Kaduna Free-Feeding Program: Issues in Contention
The Kaduna State Government’s policy on free feeding program for primary school pupils commenced fully on Monday, 17th January, 2016. As a Kaduna APC initiative, the program, since its inception, has been described as a laudable project.
Indeed, the Mallam Nasir El-Rufai-led education program had received a tremendous boost from far and near, including local, states and national organizations, as being commendable. However, the program is not without blemish by critics.
The initiative came with the provision of trained food vendors to supply the 1.8 million pupils in all public primary schools across the state with the food in a day. The concept, as it were, is that, each pupil is expected to get a plate of food worth of N50 a day.
The Kaduna state Commissioner for Education, Science and Technology, Shehu Usman Adamu, who made these known, while responding to questions field in by some stakeholders before the take-off of the scheme in Kaduna, explained that, under the program, government would only pay the food vendors N50 for the feeding of each pupil.
The commissioner said, by feasibility studies, each vendor is expected to have an interest of about N10 on each plate per pupil. He stated that all the selected food vendors were taken from each locality to serve in the schools where they are located, and advised the vendors to use the start-up money provided to rent pots and food warmers instead of investing in procurement of those items.
“Parents are to provide their wards with plates, spoons and drinking water from home.”
According to Shehu, the vendors recruited across the 255 wards of the state have been organized into cooperative societies, warning that, any food vendor at the cooperative leadership, who violates or operates contrary to the expected operations, would be made to lose his/her position.
“The only role for the leadership is that of going to the bank to withdraw money for disbursement to various vendors.” Concerning feeding on Fridays, Adamu pointed out that, government had gone into agreement with companies that would be supplying biscuits and soft drinks, and have also identified farmers and fruits sellers that will supply eggs and fruits juice in the various localities.
“It is not going to be possible to give it to many traders, because government would not compromise standard in what will be supplied,” he said. On provision of school uniforms, the Commissioner said, “It is only the secondary school section that shall be provided with school uniforms.
“Parents should make sure they send their wards early to school, as government had made a promise and also made a provision; as such, both teachers and parents should play their roles to make the programme a success.

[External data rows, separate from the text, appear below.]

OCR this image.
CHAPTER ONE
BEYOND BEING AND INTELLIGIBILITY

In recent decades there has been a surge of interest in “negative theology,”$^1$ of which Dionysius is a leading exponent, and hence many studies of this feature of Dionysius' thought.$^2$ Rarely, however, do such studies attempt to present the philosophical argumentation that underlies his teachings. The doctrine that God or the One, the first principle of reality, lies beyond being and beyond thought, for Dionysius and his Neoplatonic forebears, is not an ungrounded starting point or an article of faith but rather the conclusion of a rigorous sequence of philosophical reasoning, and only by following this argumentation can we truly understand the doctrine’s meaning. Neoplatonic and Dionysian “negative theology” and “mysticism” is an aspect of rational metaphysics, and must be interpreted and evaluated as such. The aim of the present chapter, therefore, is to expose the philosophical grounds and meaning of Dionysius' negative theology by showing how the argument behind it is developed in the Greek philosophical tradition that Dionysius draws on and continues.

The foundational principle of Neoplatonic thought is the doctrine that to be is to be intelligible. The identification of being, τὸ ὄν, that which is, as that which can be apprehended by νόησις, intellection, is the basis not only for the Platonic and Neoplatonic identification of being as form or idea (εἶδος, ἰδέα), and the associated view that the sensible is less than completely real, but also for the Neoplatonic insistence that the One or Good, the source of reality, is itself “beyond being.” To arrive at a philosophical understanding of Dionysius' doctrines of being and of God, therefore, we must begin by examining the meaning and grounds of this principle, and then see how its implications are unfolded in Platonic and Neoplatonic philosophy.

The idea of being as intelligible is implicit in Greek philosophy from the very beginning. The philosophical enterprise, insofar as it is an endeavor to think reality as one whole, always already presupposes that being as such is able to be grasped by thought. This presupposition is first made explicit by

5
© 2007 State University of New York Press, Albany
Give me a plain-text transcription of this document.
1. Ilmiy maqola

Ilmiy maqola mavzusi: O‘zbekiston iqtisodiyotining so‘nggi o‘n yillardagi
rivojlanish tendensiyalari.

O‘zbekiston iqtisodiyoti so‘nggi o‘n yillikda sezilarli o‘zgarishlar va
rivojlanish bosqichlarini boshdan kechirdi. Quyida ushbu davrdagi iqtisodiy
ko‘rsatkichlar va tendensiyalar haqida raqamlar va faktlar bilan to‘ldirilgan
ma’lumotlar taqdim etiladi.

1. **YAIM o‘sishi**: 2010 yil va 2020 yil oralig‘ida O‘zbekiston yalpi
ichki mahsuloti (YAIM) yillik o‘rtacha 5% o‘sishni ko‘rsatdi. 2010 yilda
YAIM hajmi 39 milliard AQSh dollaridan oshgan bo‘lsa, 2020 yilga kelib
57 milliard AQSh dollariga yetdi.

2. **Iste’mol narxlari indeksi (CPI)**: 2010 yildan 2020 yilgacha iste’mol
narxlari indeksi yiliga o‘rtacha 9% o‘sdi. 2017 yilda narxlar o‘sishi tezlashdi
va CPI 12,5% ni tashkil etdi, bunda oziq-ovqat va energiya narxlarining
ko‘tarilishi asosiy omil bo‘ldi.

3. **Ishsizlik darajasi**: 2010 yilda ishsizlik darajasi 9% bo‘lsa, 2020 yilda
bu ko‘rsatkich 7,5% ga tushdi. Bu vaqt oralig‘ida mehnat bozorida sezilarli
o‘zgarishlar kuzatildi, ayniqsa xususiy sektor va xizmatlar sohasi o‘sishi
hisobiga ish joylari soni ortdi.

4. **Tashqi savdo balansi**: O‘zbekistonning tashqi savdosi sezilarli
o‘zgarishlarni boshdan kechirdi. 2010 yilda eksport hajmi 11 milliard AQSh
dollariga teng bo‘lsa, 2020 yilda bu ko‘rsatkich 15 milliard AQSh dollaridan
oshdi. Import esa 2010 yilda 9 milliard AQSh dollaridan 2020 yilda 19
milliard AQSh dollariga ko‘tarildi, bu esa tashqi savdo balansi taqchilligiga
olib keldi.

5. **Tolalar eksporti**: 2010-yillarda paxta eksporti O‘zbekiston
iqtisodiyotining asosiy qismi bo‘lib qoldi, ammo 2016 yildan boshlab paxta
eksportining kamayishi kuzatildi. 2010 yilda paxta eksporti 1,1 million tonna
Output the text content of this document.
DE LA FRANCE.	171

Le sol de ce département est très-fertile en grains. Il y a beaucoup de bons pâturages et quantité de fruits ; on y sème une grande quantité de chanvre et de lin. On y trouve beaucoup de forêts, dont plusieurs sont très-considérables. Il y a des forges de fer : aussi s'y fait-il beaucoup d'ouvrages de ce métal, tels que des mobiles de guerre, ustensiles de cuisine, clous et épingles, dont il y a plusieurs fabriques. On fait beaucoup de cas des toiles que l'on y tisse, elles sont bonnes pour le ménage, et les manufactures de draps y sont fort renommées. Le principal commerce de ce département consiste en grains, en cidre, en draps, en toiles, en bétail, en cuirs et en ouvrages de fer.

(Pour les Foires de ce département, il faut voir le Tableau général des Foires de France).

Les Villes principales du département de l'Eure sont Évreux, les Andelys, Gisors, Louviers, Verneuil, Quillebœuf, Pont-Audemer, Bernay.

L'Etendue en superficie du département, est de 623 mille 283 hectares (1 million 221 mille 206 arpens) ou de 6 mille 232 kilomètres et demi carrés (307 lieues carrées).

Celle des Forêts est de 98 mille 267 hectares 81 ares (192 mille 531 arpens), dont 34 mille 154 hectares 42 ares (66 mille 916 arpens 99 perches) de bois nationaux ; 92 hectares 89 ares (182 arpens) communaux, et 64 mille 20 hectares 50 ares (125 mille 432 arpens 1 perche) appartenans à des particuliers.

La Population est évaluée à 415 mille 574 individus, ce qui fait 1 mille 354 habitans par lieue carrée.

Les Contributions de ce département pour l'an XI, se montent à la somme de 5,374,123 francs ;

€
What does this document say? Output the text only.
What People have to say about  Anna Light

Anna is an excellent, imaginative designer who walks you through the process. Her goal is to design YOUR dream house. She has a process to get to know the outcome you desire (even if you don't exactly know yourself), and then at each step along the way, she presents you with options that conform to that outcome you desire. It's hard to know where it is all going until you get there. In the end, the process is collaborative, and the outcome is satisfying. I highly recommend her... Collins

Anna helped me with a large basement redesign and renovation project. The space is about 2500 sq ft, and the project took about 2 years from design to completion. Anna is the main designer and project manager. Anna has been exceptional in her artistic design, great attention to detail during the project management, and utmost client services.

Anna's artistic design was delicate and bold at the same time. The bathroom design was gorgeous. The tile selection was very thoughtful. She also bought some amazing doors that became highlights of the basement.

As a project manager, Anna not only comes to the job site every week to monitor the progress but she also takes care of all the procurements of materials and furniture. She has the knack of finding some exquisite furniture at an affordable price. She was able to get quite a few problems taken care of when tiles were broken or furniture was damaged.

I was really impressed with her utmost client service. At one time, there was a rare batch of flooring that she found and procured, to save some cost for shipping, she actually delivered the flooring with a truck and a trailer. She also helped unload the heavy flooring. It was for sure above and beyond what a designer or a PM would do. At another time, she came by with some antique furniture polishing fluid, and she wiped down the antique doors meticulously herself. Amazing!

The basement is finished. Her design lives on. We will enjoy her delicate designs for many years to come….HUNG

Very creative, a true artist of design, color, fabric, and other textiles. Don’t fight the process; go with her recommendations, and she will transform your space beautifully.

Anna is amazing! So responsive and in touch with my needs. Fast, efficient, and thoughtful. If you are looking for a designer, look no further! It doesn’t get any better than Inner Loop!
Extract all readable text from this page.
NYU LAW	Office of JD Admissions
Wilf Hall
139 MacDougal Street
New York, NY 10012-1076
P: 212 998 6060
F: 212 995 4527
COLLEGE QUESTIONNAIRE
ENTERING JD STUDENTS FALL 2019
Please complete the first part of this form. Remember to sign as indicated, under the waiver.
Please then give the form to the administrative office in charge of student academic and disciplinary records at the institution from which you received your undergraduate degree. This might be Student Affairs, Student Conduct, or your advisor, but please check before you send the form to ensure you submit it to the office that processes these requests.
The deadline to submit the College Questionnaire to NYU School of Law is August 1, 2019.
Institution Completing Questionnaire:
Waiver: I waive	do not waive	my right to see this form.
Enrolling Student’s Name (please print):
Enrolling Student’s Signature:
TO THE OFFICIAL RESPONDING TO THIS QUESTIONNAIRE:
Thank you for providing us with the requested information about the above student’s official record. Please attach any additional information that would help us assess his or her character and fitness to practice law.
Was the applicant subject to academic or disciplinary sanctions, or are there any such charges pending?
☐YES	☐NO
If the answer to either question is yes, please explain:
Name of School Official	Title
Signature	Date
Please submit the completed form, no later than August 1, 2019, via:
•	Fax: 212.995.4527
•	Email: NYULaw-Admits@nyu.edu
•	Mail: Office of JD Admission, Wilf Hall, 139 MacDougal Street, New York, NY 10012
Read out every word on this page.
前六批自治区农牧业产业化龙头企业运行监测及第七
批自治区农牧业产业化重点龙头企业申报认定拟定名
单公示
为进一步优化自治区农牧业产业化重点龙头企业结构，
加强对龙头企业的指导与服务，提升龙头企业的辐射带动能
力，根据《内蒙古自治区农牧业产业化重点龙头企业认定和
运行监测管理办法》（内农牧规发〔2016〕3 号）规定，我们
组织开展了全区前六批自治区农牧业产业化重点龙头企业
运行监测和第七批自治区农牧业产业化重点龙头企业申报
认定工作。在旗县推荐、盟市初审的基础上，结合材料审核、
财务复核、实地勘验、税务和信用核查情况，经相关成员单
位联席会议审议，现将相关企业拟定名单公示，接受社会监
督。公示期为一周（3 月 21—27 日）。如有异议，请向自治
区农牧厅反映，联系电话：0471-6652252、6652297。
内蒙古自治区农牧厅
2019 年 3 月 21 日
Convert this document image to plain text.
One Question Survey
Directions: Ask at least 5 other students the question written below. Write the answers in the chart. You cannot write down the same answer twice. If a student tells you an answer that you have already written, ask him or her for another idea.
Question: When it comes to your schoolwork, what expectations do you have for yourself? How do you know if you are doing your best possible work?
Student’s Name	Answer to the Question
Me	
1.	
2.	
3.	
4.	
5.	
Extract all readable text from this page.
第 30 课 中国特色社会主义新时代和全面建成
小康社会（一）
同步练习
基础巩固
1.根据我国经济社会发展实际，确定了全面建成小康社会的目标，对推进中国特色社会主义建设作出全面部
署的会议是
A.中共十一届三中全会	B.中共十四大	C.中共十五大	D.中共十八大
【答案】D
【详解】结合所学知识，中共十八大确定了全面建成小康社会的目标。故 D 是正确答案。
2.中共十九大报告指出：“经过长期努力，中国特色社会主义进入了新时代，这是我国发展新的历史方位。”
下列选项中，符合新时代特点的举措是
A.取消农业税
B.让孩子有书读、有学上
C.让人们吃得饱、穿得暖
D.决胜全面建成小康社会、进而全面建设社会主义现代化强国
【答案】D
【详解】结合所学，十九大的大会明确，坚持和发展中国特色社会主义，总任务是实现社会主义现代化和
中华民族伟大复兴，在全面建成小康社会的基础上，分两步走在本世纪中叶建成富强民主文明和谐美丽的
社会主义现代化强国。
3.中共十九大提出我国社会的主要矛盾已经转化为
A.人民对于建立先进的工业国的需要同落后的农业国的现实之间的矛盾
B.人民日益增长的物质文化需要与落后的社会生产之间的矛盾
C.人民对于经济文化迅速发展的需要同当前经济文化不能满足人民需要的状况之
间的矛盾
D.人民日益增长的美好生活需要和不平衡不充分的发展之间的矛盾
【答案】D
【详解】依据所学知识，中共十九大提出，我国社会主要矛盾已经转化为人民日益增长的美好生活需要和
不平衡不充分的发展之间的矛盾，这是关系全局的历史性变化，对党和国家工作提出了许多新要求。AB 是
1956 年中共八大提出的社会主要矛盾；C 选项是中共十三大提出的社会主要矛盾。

“The Parent Teachers Association (PTA) should also make sure that they come around into the school from time-to-time to supervise and make sure the children are given what the government said it would provide.”
While 1.8 million primary school pupils are expected to be fed in the school feeding program, Kaduna state government budgeted about N9 billion to be spent annually on the program.
Findings revealed that, within two weeks into the project, enrollment of pupils into public primary schools in the state tripled – a situation, which had forced government to announce a closing date for admissions.
In some instances, the pupils were withdrawn from private schools by parents in anticipation of quality of teaching service. Low and behold, however, pupils had to seat on the floor during the school hours to receive lectures, due to shortage of chairs, as a result of over enrollment; in some cases, no chairs to seat down at all.
It became obvious that in some areas, children from the neighborhood had formed the habit of only seen running to school premises with their plates to partake in the sharing of meals, on sighting the food vendors and, thereafter, returned back home immediately, since the pupils in most places, are without chairs and uniforms.
Critics have expressed fear and likelihood that the environment in which some of the foods are prepared are unkept and unhealthy, following recent complaints that some pupils suffered from purging and running stomachs late January to this month; so much so that some parents allegedly prevailed on their children to stop eating the government free food.
Again, this, perhaps reinforced the popular opinion, particularly ascribed to women group that if the N9 billion budgeted for the free feeding annually is put into viable investment, it could create employment and generate wealth for parents to feed and even pay children’s fees themselves.